Saturday, March 29, 2008

Hot Commodities



Commodities are of course the hot new asset class, and as a born contrarian I'm bound to think it's all bunk. Naturally, it would be good to come to a slightly more reasoned conclusion, so I have lately done a lot of reading about how this asset class works.

There are essentially two ways to invest in commodities: physically, and through futures trading.


Physical commodity investing does not have a stellar history over the long-term, as the first chart clearly indicates (though your eye may come to a slightly different conclusion if you look at the second). Presumably this decline in real commodity prices is driven primarily by technology -- we get better at digging stuff out of the ground, and we get better at making use of the stuff we dig out of the ground.
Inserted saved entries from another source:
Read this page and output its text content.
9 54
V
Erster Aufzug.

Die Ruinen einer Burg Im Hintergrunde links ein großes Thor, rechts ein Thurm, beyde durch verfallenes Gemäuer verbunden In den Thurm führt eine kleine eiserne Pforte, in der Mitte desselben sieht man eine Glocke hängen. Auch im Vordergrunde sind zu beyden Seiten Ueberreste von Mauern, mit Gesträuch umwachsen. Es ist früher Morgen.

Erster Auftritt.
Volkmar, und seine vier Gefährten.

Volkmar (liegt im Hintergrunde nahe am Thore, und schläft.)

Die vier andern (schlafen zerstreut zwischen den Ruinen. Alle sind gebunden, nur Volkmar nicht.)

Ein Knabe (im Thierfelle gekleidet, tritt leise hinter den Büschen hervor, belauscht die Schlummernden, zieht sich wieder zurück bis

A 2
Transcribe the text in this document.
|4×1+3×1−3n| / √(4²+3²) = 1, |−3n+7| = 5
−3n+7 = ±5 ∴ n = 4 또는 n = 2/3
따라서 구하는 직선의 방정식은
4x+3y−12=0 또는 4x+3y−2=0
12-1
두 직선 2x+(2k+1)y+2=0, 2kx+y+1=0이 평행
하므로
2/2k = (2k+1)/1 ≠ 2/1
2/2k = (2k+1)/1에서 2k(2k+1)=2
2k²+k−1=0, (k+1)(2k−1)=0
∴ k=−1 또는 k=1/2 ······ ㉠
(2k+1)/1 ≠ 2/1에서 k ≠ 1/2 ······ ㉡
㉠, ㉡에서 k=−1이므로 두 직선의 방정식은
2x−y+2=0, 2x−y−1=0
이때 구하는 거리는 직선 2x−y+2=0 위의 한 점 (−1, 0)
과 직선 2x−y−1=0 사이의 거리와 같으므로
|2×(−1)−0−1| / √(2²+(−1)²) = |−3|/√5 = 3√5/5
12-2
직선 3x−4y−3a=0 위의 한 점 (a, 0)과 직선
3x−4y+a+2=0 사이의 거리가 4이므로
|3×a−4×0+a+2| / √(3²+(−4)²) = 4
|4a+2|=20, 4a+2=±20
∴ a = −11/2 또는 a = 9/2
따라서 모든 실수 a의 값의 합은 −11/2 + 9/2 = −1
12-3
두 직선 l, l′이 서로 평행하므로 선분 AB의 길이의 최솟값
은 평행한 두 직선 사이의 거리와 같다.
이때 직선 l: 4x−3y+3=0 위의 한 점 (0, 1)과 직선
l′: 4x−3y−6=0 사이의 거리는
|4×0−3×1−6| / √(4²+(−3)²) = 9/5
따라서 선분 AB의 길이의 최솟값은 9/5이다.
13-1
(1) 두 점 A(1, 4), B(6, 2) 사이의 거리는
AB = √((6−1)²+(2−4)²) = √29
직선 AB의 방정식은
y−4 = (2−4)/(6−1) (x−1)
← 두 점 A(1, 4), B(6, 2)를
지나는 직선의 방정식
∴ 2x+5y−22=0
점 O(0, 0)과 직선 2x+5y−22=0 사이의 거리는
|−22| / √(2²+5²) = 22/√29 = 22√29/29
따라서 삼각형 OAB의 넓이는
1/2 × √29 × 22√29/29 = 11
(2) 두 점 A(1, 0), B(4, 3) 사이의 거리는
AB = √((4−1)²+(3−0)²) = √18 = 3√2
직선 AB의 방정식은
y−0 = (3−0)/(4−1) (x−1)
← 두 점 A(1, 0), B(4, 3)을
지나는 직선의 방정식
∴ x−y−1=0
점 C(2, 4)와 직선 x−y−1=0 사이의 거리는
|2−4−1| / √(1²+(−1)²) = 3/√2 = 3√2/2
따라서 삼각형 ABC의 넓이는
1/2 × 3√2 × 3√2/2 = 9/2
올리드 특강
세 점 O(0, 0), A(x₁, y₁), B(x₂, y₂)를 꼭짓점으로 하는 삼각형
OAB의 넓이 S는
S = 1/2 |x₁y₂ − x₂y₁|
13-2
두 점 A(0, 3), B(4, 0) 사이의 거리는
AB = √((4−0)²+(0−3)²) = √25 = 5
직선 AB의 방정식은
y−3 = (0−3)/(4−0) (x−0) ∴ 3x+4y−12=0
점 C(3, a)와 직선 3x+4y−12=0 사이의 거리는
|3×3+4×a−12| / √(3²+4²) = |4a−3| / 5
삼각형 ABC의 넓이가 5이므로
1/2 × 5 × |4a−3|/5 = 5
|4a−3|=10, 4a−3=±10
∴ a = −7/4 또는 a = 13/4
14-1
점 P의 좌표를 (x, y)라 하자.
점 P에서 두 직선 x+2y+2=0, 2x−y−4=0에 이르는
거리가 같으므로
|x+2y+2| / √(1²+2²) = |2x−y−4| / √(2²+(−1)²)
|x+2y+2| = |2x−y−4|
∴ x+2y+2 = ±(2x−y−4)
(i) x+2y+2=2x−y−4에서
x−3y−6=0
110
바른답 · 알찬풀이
I'm not sure if this is simply the same thing as saying that GDP is getting "lighter".

At any rate, actually burying gold or oil in your backyard does not appear to be a winning strategy. The other option is trading commodities futures. This turns out to be a pretty complicated game with its own rules that have little overlap with equity or debt markets. Which is why I find myself agreeing with Barron's that we may be seeing a bubble in the commodities futures markets that has little to do with the real supply and demand situation for the underlying products. Naive commodities speculators and institutional investors who read a white paper and decide they need 5% of their assets in commodities can now immediately and easily invest in an ETF. I doubt if all these people put in the effort required to understand exactly what it is they are investing in (MBS and auction-rate securities anyone?).

This is not meant to imply that investing in commodities futures over the long-term is not a potentially viable strategy. In fact, from the academic research I've read it absolutely is. I simply think that even the best strategy will produce subpar results when implemented at the height of a bubble.